CDpca (data, class=NULL, P, Q, SDPinitial=FALSE, tol= 10^(-5), maxit, r, cdpcaplot=TRUE)

Arguments

data

A numeric matrix or data frame which provides the data for the CDPCA

class

A numeric vector containing the real classification of the objects in the data, or NULL if the class of objects is unknown

P

An integer value indicating the number of clusters of objects

Q

An integer value indicating the number of clusters of variables

SDPinitial

A logical value indicating whether the initial assignment matrices U and V are randomly generated (by default) or an algorithmic framework based on a semidefinite programming approach is preferred (TRUE)

tol

A positive (low) value indicating the maximum term for the difference between two consecutives values of the objective function. A tolerance value of 10^(-5) is indicated by default

maxit

The maximum number of iterations of one run of the ALS algorithm

r

Number of runs of the ALS algorithm for the final solution

cdpcaplot

A logical value indicating whether an additional graphic is created (showing the data projected on the first two CDPCA principal components)

Value

Cdpca returns a list of results containing the following components:

Iter

The total number of iterations used in the best loop for computing the best solution

loop

The best loop number

timebestloop

The computation time on the best loop

timeallloops

The computation time for all loops

Y

The component score matrix

Ybar

The object centroids matrix in the reduced space

A

The component loading matrix

U

The partition of objects

V

The partition of variables

F

The value of the objective function to maximize

bcdev

The between cluster deviance

bcdevTotal

The between cluster deviance over the total variability

tableclass

The cdpca classification

pseudocm

The pseudo confusion matrix concerning the true (given by class) and cdpca classifications

Enorm

The error norm for the obtained cdpca model

Author(s)

Eloisa Macedo [email protected], Adelaide Freitas [email protected], Maurizio Vichi [email protected]

References

  • Vichi, M and Saporta, G. (2009).

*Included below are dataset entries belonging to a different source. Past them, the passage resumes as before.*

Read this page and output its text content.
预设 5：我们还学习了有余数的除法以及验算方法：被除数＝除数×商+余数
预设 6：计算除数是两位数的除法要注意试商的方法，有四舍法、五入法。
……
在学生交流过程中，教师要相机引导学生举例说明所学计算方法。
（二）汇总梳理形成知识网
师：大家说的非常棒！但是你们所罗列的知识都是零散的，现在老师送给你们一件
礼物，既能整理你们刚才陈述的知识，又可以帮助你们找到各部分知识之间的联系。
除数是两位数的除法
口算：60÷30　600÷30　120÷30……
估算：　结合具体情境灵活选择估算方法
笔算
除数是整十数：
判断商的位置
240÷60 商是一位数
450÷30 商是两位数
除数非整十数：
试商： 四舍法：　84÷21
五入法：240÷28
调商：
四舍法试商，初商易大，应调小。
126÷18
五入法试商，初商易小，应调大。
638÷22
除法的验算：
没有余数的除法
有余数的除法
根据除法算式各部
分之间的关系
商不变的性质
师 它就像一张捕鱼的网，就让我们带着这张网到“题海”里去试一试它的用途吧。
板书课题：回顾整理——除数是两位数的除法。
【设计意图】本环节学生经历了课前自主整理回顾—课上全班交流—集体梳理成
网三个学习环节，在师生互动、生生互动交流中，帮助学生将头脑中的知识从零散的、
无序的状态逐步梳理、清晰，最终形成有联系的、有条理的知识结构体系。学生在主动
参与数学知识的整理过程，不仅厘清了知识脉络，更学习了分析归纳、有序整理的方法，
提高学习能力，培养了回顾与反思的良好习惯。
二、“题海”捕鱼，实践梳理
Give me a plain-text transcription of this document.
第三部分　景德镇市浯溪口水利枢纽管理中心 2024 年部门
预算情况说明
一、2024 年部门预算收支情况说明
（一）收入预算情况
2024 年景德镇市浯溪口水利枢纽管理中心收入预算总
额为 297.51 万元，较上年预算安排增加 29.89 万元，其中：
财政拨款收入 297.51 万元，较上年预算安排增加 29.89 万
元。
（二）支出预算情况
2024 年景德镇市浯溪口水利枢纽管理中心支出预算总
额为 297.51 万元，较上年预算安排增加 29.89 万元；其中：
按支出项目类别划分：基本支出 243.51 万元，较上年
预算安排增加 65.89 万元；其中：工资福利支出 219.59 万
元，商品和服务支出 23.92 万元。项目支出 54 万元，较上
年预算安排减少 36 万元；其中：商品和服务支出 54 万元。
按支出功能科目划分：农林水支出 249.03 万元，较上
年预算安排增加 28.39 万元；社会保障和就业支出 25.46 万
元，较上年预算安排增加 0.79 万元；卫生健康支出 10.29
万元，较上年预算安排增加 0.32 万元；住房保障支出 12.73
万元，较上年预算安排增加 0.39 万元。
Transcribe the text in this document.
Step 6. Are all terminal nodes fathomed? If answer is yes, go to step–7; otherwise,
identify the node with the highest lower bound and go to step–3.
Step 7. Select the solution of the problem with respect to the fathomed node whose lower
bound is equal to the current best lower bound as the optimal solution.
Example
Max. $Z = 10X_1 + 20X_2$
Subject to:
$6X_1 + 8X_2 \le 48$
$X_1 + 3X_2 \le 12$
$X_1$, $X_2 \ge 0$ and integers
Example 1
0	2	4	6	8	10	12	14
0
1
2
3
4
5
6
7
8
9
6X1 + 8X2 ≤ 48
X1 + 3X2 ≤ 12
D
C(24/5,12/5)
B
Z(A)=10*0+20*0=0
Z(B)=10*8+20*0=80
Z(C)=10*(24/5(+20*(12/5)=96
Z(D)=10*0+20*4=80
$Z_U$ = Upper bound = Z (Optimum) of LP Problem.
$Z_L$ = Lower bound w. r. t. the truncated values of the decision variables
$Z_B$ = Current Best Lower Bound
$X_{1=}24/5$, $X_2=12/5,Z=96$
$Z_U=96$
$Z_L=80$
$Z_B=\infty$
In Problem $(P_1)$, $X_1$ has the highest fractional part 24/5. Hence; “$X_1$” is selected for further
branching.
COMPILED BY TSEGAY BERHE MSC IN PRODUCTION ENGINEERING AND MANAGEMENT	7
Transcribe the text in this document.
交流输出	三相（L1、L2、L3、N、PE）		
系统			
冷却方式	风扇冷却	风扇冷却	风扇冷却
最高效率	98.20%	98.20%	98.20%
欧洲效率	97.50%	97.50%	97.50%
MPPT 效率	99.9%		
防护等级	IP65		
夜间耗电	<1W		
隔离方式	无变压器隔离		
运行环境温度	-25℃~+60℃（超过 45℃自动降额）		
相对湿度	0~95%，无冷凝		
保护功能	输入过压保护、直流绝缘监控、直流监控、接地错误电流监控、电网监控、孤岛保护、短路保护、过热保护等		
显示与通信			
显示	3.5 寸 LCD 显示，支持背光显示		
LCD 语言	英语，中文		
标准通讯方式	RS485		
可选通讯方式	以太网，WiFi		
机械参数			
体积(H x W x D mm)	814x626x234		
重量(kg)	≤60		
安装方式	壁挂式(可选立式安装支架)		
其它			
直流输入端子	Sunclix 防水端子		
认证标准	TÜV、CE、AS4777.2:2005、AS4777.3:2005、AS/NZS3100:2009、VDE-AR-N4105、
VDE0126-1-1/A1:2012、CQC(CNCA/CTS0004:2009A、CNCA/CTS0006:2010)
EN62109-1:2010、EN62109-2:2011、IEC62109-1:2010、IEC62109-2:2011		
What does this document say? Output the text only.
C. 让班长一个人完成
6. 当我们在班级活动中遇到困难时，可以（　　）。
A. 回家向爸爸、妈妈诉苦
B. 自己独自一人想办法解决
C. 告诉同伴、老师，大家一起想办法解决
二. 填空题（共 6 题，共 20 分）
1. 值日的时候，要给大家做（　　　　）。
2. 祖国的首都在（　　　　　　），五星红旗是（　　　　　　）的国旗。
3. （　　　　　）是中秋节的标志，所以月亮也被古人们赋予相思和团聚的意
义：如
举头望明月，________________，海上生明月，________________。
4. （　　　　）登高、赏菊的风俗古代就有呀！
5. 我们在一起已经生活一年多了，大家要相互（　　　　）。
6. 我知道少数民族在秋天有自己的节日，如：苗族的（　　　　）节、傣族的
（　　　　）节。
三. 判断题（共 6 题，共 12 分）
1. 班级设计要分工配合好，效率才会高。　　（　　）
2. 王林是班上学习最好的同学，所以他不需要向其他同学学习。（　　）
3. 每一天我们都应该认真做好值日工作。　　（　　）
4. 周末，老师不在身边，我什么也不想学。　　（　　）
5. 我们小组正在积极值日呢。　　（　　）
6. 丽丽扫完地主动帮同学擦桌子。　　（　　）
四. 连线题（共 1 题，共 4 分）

Clustering and disjoint principal component analysis. Computational Statistics and Data Analysis, 53, 3194-3208.

  • Macedo, E. and Freitas, A. (2015). The alternating least-squares algorithm for CDPCA. Communications in Computer and Information Science (CCIS), Springer Verlag pp. 173-191.


Clustering and Disjoint Principal Component Analysis Summary

Description

Produce a list of summary measures to evaluate the result of the CDPCA

Usage

CDpcaSummary(obj)

Arguments

obj

An object of the type produced by CDpca

Value

CDpcaSummary returns the following values associated to the loop where the best result was produced:

Number of the loops

Number of iterations

Value of the objective function F

Frobenius norm of the error matrix

Between cluster deviance (percentage)

Explained variance by CDpca components (percentage)

Pseudo Confusion Matrix (if available)

Author(s)

Eloisa Macedo [email protected], Adelaide Freitas [email protected], Maurizio Vichi [email protected]

References

  • Vichi, M and Saporta, G. (2009). Clustering and disjoint principal component analysis. Computational Statistics and Data Analysis, 53, 3194-3208.

  • Macedo, E. and Freitas, A. (2015). The alternating least-squares algorithm for CDPCA. Communications in Computer and Information Science (CCIS), Springer Verlag pp. 173-191.